MetricTask API CurrentActual UsageWaste
CPU Request1000m150m850m (85%)
Memory Request2Gi400Mi1.6Gi (80%)
Monthly Cost (10 pods)$500$100$400 wasted

VPA addresses this by recommending request values based on observed usage, accounting for peaks and patterns your manual observation would miss.

VPA Architecture

VPA consists of three components that work together:

The Three Components

                        ┌─────────────────────┐
│ VPA CRD │
│ (Your Config) │
└──────────┬──────────┘

┌─────────────────────────┼─────────────────────────┐
│ │ │
▼ ▼ ▼
┌─────────────────┐ ┌─────────────────────┐ ┌────────────────────┐
│ Recommender │ │ Updater │ │ Admission Controller│
│ │ │ │ │ │
│ Queries metrics │ │ Evicts pods when │ │ Modifies pod specs │
│ Calculates recs │ │ resources outdated │ │ at creation time │
└────────┬────────┘ └──────────┬──────────┘ └─────────┬──────────┘
│ │ │
▼ ▼ ▼
Recommendations Pod Eviction Pod Creation
stored in status (Recreate mode) with new requests

Recommender: Continuously queries the Metrics Server, analyzes historical usage (typically 8+ days), and computes recommended CPU and memory requests. Recommendations are stored in the VPA object's status field.

Updater: When VPA is in Recreate mode, the Updater watches for pods whose current requests differ significantly from recommendations. It evicts those pods so they can be recreated with new values.

Admission Controller: When a pod is created, this component intercepts the creation request and modifies the pod spec to use VPA-recommended resource values (if VPA is in Initial or Recreate mode).

Key insight: VPA generates recommendations regardless of mode. Even in Off mode, you get recommendations. The mode controls whether VPA applies those recommendations automatically.

Installing VPA

VPA is not included in standard Kubernetes.
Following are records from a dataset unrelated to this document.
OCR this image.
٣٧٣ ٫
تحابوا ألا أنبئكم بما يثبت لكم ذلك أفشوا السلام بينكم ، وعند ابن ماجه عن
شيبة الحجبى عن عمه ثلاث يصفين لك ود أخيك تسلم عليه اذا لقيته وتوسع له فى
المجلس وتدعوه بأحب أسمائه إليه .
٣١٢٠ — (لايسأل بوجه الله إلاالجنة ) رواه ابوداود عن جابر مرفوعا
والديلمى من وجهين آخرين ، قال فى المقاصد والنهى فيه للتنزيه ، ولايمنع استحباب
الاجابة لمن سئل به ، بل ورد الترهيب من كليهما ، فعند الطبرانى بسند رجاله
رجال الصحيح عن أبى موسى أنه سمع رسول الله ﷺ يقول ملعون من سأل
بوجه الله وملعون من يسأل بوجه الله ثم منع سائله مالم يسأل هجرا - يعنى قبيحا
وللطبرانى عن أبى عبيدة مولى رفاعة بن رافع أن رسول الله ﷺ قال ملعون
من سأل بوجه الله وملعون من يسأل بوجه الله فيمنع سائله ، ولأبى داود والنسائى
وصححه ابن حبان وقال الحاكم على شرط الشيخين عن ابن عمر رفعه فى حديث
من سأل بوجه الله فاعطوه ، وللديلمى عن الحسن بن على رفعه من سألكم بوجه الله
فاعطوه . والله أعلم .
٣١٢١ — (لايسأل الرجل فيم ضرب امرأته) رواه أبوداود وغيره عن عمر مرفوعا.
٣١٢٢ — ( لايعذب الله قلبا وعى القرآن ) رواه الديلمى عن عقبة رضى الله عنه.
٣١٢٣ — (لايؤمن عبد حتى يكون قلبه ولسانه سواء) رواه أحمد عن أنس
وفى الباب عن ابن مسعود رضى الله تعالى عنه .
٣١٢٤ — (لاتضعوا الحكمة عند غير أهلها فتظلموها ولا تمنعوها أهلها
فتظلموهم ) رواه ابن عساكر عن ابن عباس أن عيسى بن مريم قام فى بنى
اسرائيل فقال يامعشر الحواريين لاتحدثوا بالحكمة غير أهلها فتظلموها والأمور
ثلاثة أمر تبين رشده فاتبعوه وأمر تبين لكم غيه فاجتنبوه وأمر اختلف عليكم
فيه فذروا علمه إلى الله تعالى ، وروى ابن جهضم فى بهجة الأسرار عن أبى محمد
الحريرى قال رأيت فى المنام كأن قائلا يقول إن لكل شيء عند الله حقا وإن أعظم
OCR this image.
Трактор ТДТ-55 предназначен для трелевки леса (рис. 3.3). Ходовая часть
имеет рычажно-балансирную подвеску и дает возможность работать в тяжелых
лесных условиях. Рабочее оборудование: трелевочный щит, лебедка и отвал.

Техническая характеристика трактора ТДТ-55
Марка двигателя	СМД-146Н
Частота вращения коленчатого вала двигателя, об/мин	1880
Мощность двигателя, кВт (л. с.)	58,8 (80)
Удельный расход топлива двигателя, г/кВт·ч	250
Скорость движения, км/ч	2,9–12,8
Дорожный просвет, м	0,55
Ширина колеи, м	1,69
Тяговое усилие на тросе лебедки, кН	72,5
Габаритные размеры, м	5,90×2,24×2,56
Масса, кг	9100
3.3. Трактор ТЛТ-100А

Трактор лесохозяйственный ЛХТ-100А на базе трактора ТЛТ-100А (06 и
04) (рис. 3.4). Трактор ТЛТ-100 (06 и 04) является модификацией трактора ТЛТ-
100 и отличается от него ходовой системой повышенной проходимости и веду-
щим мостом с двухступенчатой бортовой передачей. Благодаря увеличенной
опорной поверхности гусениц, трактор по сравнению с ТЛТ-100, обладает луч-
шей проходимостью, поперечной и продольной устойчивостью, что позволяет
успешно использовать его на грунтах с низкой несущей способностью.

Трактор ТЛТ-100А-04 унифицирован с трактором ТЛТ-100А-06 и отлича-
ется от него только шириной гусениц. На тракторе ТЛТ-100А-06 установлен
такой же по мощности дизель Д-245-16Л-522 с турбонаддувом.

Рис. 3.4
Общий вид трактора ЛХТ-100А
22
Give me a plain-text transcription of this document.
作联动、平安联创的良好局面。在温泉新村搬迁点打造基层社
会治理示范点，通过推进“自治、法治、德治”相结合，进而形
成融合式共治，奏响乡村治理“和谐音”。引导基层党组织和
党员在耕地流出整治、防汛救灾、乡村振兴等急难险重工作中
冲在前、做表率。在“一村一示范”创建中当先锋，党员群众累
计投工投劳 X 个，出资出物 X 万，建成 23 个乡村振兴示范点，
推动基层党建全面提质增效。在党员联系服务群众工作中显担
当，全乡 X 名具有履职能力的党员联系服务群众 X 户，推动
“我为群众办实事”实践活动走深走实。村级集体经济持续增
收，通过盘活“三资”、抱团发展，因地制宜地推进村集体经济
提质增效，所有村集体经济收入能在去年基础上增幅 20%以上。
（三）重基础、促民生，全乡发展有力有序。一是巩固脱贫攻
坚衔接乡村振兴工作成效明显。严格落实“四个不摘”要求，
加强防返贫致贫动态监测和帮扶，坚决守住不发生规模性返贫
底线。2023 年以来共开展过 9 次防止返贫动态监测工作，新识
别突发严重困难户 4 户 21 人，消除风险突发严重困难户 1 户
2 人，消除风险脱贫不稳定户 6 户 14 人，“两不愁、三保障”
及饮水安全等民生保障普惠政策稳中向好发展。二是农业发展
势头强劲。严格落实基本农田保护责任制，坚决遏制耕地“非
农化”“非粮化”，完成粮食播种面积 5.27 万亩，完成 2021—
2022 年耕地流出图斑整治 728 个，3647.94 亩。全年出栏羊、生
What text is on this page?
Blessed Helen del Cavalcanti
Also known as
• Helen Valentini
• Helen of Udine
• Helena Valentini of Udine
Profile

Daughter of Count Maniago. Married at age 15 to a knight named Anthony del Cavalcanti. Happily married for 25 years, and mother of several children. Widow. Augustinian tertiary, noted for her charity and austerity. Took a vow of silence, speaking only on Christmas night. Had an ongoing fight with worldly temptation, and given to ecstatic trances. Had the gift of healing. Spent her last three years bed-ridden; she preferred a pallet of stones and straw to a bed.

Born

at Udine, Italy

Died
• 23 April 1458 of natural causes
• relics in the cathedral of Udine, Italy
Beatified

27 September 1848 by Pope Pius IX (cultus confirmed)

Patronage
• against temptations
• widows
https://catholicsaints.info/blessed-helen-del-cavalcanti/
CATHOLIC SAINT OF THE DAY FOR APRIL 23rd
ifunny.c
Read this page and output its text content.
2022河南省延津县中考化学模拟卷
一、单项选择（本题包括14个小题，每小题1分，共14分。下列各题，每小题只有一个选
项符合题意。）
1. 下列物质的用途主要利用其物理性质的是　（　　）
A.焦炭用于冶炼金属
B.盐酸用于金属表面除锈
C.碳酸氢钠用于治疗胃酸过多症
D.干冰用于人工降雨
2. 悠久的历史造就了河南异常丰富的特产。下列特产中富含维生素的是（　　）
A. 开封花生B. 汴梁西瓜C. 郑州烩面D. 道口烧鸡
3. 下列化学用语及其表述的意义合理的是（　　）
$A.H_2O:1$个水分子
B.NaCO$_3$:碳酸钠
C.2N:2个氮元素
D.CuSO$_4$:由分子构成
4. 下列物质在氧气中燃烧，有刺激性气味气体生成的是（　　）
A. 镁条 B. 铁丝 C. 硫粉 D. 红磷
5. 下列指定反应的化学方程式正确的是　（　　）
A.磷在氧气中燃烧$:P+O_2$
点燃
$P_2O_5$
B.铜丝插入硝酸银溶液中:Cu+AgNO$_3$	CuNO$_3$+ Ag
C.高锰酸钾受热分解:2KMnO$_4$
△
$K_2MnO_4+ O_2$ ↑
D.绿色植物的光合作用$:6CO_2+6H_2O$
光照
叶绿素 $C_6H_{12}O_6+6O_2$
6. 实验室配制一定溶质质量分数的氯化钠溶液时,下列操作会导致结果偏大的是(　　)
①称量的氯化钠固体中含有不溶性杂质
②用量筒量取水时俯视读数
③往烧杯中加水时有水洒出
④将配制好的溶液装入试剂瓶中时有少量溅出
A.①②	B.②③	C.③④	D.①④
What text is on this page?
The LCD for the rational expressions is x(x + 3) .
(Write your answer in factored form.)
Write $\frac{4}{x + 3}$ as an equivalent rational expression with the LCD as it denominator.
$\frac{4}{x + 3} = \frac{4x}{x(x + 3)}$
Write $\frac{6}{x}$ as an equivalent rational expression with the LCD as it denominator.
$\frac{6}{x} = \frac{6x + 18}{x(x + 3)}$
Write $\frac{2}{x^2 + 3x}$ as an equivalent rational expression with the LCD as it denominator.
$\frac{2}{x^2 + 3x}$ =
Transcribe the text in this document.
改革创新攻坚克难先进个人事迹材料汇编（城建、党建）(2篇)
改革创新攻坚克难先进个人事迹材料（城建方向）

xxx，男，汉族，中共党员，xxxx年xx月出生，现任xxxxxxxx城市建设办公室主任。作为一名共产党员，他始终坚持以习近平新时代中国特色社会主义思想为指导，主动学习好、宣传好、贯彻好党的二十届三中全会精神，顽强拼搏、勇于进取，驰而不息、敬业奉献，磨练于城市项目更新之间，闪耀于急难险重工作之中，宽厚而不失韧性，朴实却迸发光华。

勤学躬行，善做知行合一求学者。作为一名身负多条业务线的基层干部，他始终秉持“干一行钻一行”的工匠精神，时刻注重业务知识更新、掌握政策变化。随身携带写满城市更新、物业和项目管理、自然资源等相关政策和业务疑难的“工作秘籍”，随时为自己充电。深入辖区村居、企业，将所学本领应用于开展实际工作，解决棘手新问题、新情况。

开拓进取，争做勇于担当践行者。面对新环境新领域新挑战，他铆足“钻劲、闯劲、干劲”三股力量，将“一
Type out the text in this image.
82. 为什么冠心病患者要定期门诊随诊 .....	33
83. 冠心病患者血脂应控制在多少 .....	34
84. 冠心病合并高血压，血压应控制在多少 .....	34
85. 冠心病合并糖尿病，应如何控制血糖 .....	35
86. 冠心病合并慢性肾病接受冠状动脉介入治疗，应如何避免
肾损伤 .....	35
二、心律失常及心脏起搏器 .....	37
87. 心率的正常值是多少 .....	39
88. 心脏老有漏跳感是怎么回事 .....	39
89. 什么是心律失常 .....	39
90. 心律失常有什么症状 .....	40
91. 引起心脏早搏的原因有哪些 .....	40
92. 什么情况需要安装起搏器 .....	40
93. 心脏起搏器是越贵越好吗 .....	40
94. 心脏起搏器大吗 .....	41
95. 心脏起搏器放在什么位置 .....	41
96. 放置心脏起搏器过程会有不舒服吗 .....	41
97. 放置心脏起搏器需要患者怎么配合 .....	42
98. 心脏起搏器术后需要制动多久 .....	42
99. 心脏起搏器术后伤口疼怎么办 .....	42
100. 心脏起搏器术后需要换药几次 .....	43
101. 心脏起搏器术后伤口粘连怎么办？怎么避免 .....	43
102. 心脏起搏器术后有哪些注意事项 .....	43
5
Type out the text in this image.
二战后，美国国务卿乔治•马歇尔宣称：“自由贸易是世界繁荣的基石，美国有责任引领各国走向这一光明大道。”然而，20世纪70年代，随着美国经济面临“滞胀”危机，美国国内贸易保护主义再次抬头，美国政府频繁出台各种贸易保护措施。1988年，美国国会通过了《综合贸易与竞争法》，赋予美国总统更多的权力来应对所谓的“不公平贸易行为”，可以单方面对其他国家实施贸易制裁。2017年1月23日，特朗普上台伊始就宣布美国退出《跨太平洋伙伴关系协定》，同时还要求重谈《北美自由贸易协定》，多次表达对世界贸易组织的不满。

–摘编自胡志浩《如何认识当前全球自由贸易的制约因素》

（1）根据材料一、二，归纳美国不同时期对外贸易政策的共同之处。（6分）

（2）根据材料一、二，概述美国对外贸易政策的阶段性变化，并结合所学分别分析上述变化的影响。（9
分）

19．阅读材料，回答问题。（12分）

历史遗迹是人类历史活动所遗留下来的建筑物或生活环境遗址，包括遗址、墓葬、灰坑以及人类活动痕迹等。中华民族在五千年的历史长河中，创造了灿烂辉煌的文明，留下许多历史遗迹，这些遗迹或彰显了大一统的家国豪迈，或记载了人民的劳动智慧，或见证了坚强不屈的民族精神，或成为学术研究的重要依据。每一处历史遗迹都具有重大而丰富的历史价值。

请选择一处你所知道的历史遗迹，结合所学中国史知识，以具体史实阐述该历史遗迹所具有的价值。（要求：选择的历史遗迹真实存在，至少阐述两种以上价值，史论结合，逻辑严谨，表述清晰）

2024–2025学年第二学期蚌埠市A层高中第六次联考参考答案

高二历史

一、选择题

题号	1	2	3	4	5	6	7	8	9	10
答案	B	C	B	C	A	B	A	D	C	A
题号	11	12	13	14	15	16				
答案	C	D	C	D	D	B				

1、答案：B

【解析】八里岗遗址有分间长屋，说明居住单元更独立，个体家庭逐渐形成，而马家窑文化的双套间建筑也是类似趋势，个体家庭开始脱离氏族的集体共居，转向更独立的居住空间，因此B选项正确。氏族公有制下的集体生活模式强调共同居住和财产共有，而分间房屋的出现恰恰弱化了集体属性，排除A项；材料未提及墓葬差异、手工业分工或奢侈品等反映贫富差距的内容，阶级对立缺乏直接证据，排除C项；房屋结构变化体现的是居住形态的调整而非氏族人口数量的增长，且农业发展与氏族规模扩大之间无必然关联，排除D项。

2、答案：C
You need to install it separately.

Prerequisites:

  • Kubernetes 1.21+
  • Metrics Server installed and running
  • Helm 3+

Installation via Helm:

# Add the Fairwinds repository
helm repo add fairwinds-stable https://charts.fairwinds.com/stable
helm repo update

# Install VPA in its own namespace
helm install vpa fairwinds-stable/vpa \
--namespace vpa \
--create-namespace

Output:

NAME: vpa
NAMESPACE: vpa
STATUS: deployed
REVISION: 1
NOTES:
VPA has been installed.

Verify installation:

kubectl get pods -n vpa

Output:

NAME                                        READY   STATUS    RESTARTS   AGE
vpa-admission-controller-6b9b5d8c4b-x2j9k 1/1 Running 0 30s
vpa-recommender-7d6b8c5f9a-m4n8p 1/1 Running 0 30s
vpa-updater-5f7c9d8b6c-q9r2s 1/1 Running 0 30s

All three components should be running. The Recommender starts analyzing metrics immediately; recommendations appear within minutes.

VPA Modes: Off, Initial, and Recreate

VPA operates in different modes based on your update policy. Choose the mode that matches your risk tolerance.

ModeRecommendationsApplies to New PodsEvicts Running PodsProduction Safety
OffYesNoNoSafest - observe only
InitialYesYesNoConservative - new pods get optimized
RecreateYesYesYesActive - existing pods get evicted

Off Mode: Recommendations Only

VPA generates recommendations but takes no action. This is the safe starting point for production workloads.

When to use:

  • First deploying VPA to any workload
  • Production services where restarts are disruptive
  • When you want human review before changes

Behavior: You read recommendations from the VPA status and decide whether to apply them manually.

Initial Mode: New Pods Only

VPA applies recommendations to newly created pods but doesn't touch running pods.

When to use:

  • After validating Off mode recommendations
  • Workloads with regular deployments (new pods created frequently)
  • When you want gradual rollout

Behavior: The next time pods are created (deployment, scale-up, restart), they get the recommended resources.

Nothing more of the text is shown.